Lost Voices by Sarah Porter
Published: July 4, 2011
Recommended for: Older Teens & YA
Fourteen-year-old Luce has had a tough life, but she reaches the depths of despair when she is assaulted and left on the cliffs outside of a grim, gray Alaskan fishing village. She expects to die when she tumbles into the icy waves below, but instead undergoes an astonishing transformation and becomes a mermaid. A tribe of mermaids finds Luce and welcomes her in—all of them, like her, lost girls who surrendered their humanity in the darkest moments of their lives. Luce is thrilled with her new life until she discovers the catch: the mermaids feel an uncontrollable desire to drown seafarers, using their enchanted voices to lure ships into the rocks. Luce possesses an extraordinary singing talent, which makes her important to the tribe—she may even have a shot at becoming their queen. However her struggle to retain her humanity puts her at odds with her new friends. Will Luce be pressured into committing mass murder?

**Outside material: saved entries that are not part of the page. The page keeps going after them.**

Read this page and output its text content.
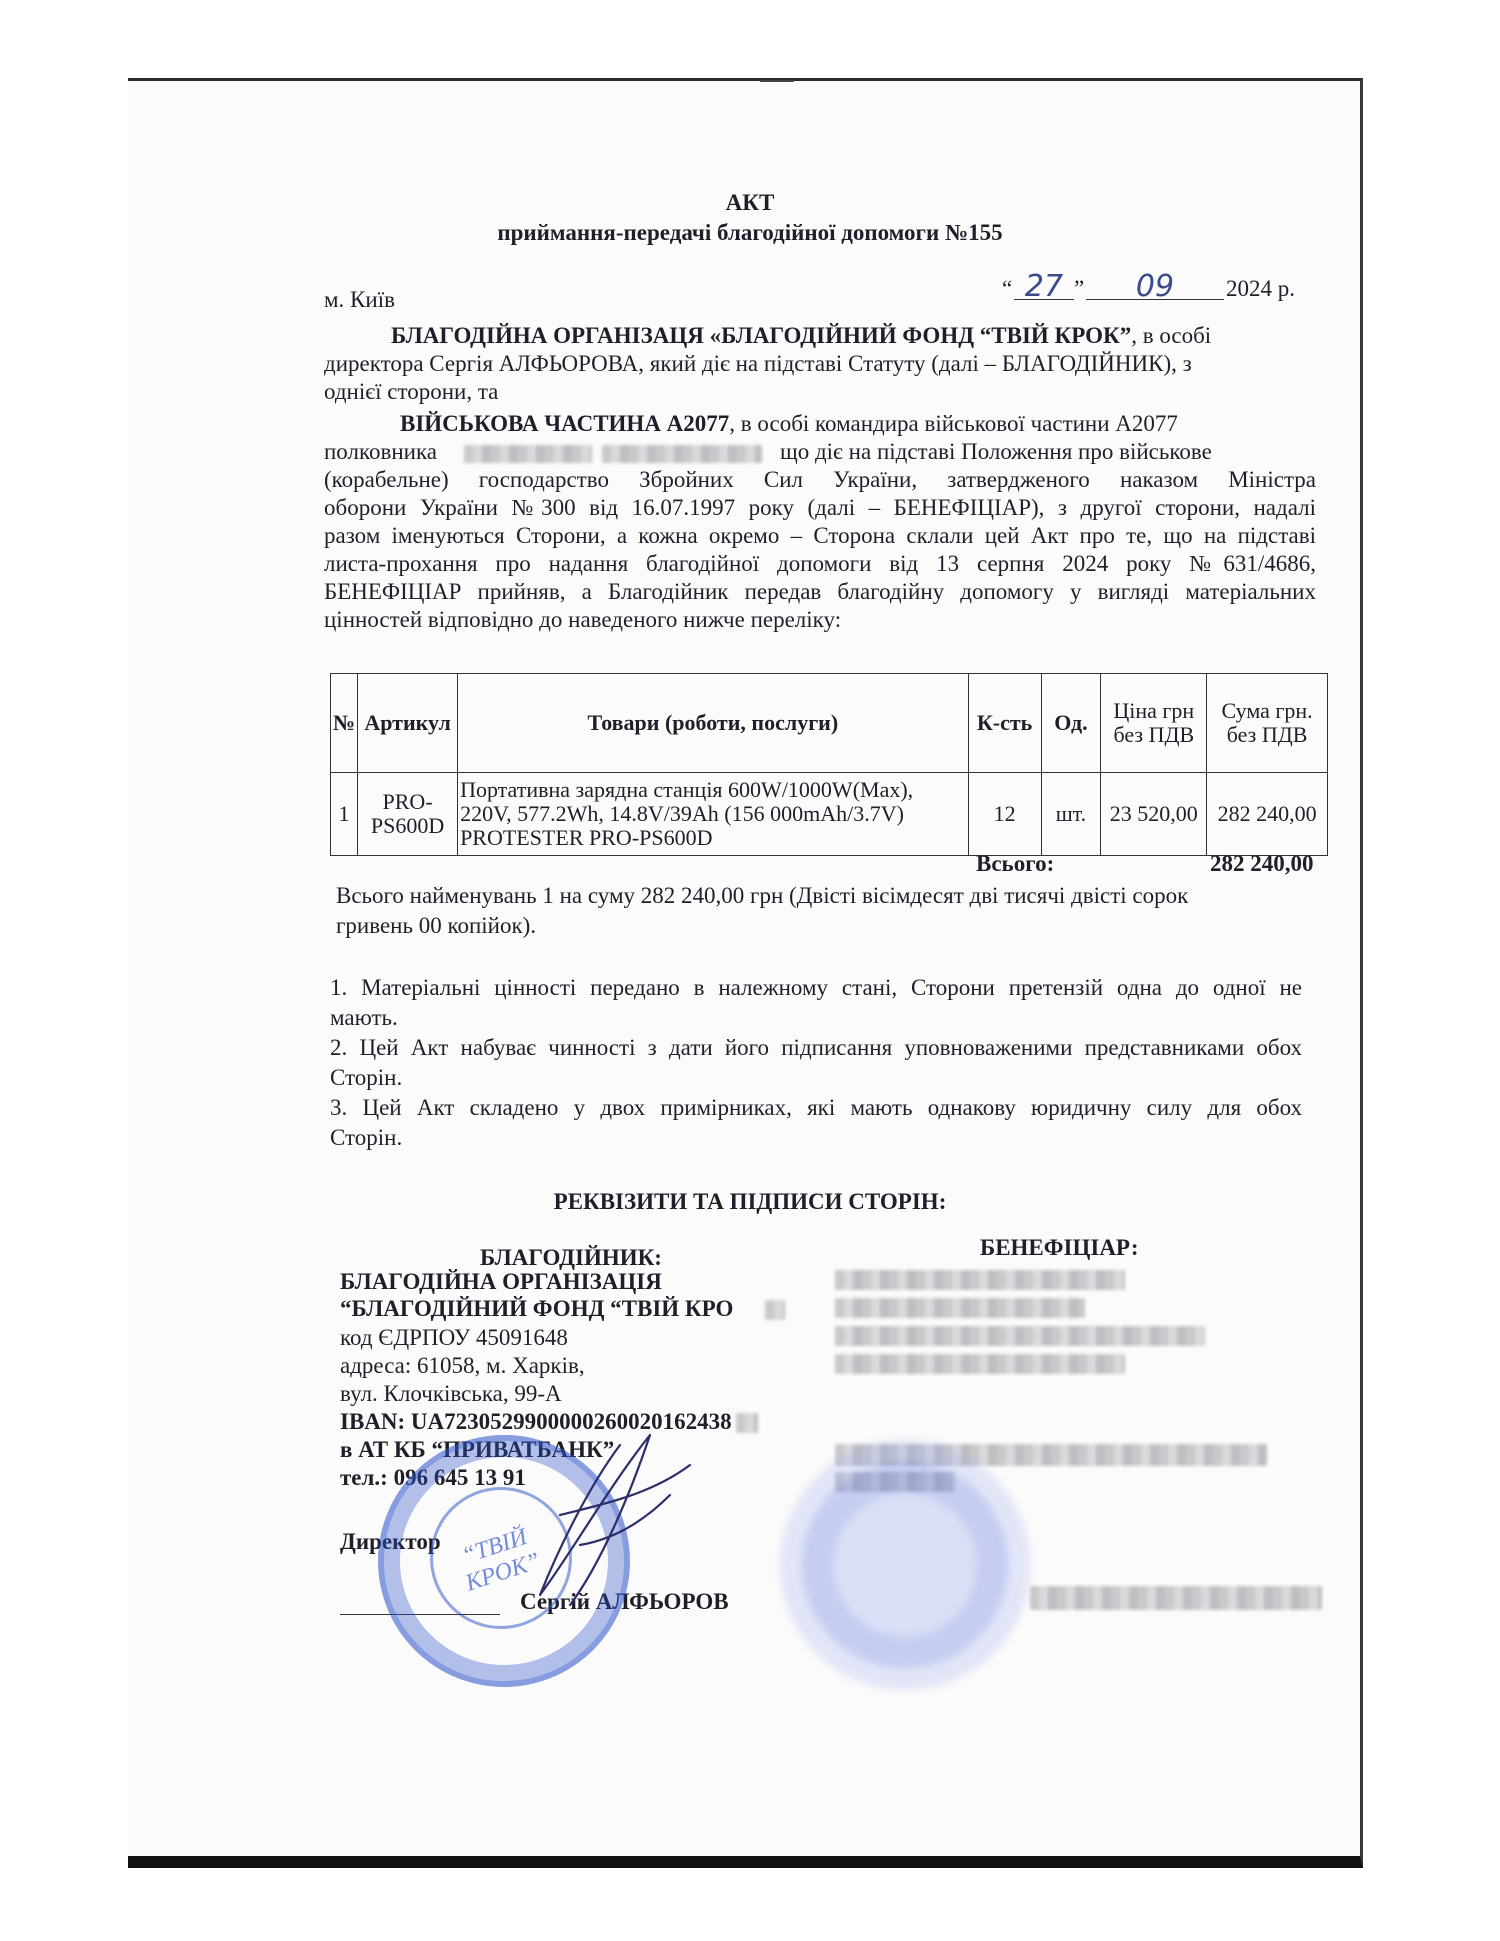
АКТ
приймання-передачі благодійної допомоги №155
м. Київ	“ 27 ”	09	2024 р.
БЛАГОДІЙНА ОРГАНІЗАЦЯ «БЛАГОДІЙНИЙ ФОНД “ТВІЙ КРОК”, в особі
директора Сергія АЛФЬОРОВА, який діє на підставі Статуту (далі – БЛАГОДІЙНИК), з
однієї сторони, та
ВІЙСЬКОВА ЧАСТИНА А2077, в особі командира військової частини А2077
полковника	що діє на підставі Положення про військове
(корабельне) господарство Збройних Сил України, затвердженого наказом Міністра
оборони України №300 від 16.07.1997 року (далі – БЕНЕФІЦІАР), з другої сторони, надалі
разом іменуються Сторони, а кожна окремо – Сторона склали цей Акт про те, що на підставі
листа-прохання про надання благодійної допомоги від 13 серпня 2024 року №631/4686,
БЕНЕФІЦІАР прийняв, а Благодійник передав благодійну допомогу у вигляді матеріальних
цінностей відповідно до наведеного нижче переліку:
№	Артикул	Товари (роботи, послуги)	К-сть	Од.	Ціна грн без ПДВ	Сума грн. без ПДВ
1	PRO-PS600D	Портативна зарядна станція 600W/1000W(Max), 220V, 577.2Wh, 14.8V/39Ah (156 000mAh/3.7V) PROTESTER PRO-PS600D	12	шт.	23 520,00	282 240,00
Всього:	282 240,00
Всього найменувань 1 на суму 282 240,00 грн (Двісті вісімдесят дві тисячі двісті сорок
гривень 00 копійок).
1. Матеріальні цінності передано в належному стані, Сторони претензій одна до одної не
мають.
2. Цей Акт набуває чинності з дати його підписання уповноваженими представниками обох
Сторін.
3. Цей Акт складено у двох примірниках, які мають однакову юридичну силу для обох
Сторін.
РЕКВІЗИТИ ТА ПІДПИСИ СТОРІН:
БЛАГОДІЙНИК:	БЕНЕФІЦІАР:
БЛАГОДІЙНА ОРГАНІЗАЦІЯ
“БЛАГОДІЙНИЙ ФОНД “ТВІЙ КРО
код ЄДРПОУ 45091648
адреса: 61058, м. Харків,
вул. Клочківська, 99-А
IBAN: UA7230529900000260020162438
в АТ КБ “ПРИВАТБАНК”
тел.: 096 645 13 91
Директор
Сергій АЛФЬОРОВ
“ТВІЙ КРОК”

The first book in a trilogy, Lost Voices is a captivating and wildly original tale about finding a voice, the healing power of friendship, and the strength it takes to forgive.
SARAH PORTER is a writer and artist. Lost Voices is her first novel. Sarah and her husband live in Brooklyn.
When fourteen-year old Lucette (or Luce) is assaulted and left on the cliffs of an Alaskan fishing village, she expects to die; however, in the dark, Luce tumbles into the waves below and becomes a mermaid. Yes, mermaid. This extraordinary transformation leads to the premise of Lost Voices by Sarah Porter.
Lost Voices is a book about mermaids, or a book about a tribe of young girls who are damaged in some form. Each girl in the tribe had been harshly dealt with when they were humans. In a somewhat cheesy turn, each mermaid has a sparkly glow about them before they are transformed. I found this idea of sparkling human (mermaid in transformation) plot a little too funny to be serious. The idea was nice, but the execution made me chuckle.
When Luce is welcomed into the mermaid tribe, she is instantly excited and happy with her new life. She fits in, she has a purpose, and she feels loved. She feels loved for a couple chapters before a major rule in the tribe causes Luce to rethink her mermaid existence. The rule? Each mermaid is gifted with a magical singing voice that leads humans to their deaths. The mermaids all gather together (as often as they can) and sing ships of unlucky seafarers to their watery demise. Luce, whose voice is fit for a queen, has powers none of the other mermaids have experienced before, and she does not like it. Her conscious tugs at her heart. Is she capable of mass murder? Luce struggles with this question the entire book.
I really enjoyed Lost Voices, I found it refreshing and smartly written. Some material in the beginning was too detailed and adult for younger readers. I was chilled to the bone reading two scenes, and I would not recommend younger teens read those parts. I understand these were needed for plot purposes, but I was left disturbed and I cannot imagine how a younger reader will react. Be cautious of some gritty material.
Overall, the message of Lost Voices is accomplished. Can a voice that is lost in the crowd be heard? Do friendships mend broken hearts? Can forgiveness be given to those who have wounded? This book has a beautiful message of: finding a voice, finding hope, finding friendship, and finding forgiveness. Lost Voices will not be lost to readers. This voice will be heard loud and clear.